Finlay Macdonald pays personal tribute to Val Doonican, the man who put the gentle rock into rocking chair.
Lately I’ve taken to joking that I’m so old I came to New Zealand on a ship. It’s true, though. It was 1966 and we sailed via the Panama Canal all the way from England, a journey of six weeks across two oceans. By that time, The Val Doonican Show was already one year into a remarkable 21 year run on the BBC. Think about that – it launched the year the Beatles released ‘I Feel Fine’ and ended the year the Pet Shop Boys had a hit with ‘West End Girls’. For a guy dressed in period knitwear who sang from a rocking chair, that’s not a bad innings.

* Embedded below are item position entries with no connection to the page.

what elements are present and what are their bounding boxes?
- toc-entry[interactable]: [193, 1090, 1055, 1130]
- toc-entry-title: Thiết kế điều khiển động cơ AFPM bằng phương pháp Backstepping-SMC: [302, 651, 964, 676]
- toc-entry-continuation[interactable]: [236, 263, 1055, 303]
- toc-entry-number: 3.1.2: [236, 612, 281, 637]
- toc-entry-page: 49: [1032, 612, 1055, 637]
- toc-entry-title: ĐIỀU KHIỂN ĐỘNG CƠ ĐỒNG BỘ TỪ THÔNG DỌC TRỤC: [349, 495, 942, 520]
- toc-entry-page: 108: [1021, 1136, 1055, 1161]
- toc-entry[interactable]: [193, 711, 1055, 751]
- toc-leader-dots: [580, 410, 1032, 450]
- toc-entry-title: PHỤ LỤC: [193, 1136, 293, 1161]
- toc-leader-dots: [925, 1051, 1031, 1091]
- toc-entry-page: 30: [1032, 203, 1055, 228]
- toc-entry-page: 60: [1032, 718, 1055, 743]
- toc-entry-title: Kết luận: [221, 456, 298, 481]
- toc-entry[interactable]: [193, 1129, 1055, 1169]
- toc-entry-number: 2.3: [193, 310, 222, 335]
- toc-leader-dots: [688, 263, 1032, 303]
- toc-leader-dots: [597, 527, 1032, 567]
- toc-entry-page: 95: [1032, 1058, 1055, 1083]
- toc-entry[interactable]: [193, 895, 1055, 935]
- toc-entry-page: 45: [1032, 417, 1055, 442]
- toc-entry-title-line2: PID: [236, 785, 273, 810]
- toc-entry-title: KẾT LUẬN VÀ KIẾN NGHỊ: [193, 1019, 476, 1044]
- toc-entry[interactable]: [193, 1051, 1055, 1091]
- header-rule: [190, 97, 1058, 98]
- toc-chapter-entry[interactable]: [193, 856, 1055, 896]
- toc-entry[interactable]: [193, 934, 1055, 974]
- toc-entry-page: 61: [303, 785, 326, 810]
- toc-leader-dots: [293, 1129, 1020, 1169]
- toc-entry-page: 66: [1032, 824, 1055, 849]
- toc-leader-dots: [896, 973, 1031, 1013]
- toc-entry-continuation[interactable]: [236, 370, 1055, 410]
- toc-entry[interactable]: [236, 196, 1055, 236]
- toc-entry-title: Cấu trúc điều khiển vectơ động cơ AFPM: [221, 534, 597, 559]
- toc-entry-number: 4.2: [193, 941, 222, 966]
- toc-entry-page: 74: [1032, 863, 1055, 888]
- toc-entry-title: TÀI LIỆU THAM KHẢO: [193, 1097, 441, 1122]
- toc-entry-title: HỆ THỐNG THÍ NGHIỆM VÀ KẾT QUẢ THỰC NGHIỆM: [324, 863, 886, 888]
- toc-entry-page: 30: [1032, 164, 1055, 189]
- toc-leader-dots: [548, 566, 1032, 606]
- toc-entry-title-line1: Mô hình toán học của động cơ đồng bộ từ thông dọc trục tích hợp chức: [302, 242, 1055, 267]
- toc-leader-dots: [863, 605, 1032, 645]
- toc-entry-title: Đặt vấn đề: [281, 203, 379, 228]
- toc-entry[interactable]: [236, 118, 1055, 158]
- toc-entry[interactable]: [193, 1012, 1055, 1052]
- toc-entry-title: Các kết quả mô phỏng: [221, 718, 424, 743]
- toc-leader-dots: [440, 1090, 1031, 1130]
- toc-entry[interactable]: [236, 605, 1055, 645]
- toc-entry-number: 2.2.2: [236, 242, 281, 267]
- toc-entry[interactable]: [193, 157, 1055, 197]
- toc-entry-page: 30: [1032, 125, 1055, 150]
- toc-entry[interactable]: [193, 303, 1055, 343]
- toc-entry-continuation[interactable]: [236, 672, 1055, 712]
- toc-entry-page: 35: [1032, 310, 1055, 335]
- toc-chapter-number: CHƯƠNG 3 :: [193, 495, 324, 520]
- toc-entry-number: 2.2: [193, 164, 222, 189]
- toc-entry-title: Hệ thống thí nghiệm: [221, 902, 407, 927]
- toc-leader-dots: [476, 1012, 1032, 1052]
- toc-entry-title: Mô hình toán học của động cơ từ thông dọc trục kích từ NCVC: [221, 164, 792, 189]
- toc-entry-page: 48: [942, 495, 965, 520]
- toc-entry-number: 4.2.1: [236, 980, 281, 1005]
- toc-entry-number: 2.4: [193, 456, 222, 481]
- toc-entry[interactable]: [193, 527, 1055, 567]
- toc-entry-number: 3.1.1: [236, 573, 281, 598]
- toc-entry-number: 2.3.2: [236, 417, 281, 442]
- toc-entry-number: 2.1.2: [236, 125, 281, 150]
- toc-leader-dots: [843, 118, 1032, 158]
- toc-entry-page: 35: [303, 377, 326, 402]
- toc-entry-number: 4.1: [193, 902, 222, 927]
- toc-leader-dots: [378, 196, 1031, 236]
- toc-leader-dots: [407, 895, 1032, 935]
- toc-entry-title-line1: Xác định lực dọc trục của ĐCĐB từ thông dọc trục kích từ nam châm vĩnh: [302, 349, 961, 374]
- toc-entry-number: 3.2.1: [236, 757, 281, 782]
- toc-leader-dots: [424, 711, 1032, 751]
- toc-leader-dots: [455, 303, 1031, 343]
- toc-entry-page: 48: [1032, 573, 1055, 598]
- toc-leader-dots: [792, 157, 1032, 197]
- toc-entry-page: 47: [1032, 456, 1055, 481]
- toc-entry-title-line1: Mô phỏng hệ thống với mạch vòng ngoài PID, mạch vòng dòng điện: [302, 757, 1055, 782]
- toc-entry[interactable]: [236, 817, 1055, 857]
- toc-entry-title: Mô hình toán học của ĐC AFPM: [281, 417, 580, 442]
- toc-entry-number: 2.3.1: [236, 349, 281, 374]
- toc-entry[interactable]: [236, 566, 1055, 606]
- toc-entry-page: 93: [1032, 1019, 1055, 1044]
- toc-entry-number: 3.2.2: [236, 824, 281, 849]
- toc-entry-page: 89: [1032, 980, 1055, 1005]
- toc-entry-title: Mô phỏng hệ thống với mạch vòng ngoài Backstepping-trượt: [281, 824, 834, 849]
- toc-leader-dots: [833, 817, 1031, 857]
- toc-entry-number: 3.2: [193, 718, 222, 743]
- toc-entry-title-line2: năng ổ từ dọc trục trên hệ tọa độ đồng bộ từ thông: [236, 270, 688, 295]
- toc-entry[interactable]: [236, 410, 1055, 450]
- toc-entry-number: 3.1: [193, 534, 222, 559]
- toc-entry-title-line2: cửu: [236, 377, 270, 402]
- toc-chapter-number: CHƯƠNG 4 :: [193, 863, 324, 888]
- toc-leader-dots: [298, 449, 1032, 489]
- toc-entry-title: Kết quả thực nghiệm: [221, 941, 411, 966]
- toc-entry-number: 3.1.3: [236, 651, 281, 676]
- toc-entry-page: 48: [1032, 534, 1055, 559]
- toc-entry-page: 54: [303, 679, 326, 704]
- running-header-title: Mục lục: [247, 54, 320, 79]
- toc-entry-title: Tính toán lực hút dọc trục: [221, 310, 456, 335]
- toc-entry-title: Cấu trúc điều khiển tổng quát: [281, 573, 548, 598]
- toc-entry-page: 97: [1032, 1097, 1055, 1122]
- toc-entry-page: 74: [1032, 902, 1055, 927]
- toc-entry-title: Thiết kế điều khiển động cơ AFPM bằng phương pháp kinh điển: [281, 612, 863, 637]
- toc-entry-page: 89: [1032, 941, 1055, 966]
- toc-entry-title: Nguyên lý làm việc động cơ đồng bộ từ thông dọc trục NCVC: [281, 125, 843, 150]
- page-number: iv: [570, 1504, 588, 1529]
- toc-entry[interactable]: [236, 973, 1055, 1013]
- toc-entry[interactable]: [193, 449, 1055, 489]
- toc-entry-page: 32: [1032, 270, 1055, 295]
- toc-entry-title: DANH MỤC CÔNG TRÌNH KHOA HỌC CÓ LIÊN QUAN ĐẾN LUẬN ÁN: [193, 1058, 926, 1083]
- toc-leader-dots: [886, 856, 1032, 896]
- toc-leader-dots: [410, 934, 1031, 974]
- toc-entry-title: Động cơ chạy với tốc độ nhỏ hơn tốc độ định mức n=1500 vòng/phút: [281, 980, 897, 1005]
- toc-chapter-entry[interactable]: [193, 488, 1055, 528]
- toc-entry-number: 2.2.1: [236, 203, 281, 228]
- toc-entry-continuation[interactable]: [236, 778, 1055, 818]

Doonican must have arrived on New Zealand screens around the same time we disembarked. The NZBC’s single television channel was essentially a colonial outpost of the BBC, and he would have fitted right in. I suppose if there had been an alternative we might have chosen not to watch Val crooning his easy listening hits – we had heard of rock n’ roll by then after all. But it was a simpler time, sort of like The Waltons, only with more electricity and less homespun wisdom. Val Doonican became a fixture by default. I now associate him with childhood, like playing bullrush and singing the Seekers’ ‘Morningtown Ride’ at school assembly.
If having Val Doonican on TV in their adopted country pleased my parents, they didn’t show it. My father, who was roughly the same age, was scathing of anything that smacked of family entertainment, and would have despised the contrived folksiness of Doonican’s shtick. But then, my father was a pretty annoying person himself. Given a choice I would undoubtedly have preferred a kindly fellow in a powder blue cardy over the self-absorbed cynic I was lumbered with. The Val Doonican Show was everything the living room we watched it in wasn’t – unthreatening, contented, gentle.
Pretty much a reflection of the man himself, by all accounts. I loved what his daughter Sarah said in The Guardian’s obituary: “I don’t think there’s a person in the world that would have a bad thing to say about him …” Plainly she’d never met my father … “He was every bit as lovely as he appeared on the television. There was no [nasty] side to him at all. He was a delightful, delightful man.”
Like a lot of mainstream celebrities with their own shows, Doonican provided a platform that launched the TV careers of other performers, including the peerless Dave Allen (also Irish), one of the greatest comedians who ever stared down a camera lens. Allen smoked, pretended to drink whiskey (it was ginger ale apparently) and told sometimes quite risqué jokes about Catholicism and God. He was, in a way, the anti-Val Doonican – spikier, more worldly, capable of swearing. My father approved of Dave Allen I think.
And yet, somewhat incredibly, it was Val who had the true rock and roll credentials. In 1970 he lent his voice to the Celtic backing harmonies on Led Zeppelin’s ‘The Battle of Evermore’ (from Led Zeppelin IV), and three years previously his brilliantly titled Val Doonican Rocks, But Gently knocked Sergeant Pepper off the top of the UK album charts.
Never underestimate a man in a V-neck powder blue sweater. Nice one Val. As Dave Allen used to sign off his show every week, “Thank you, good night, and may your God go with you.”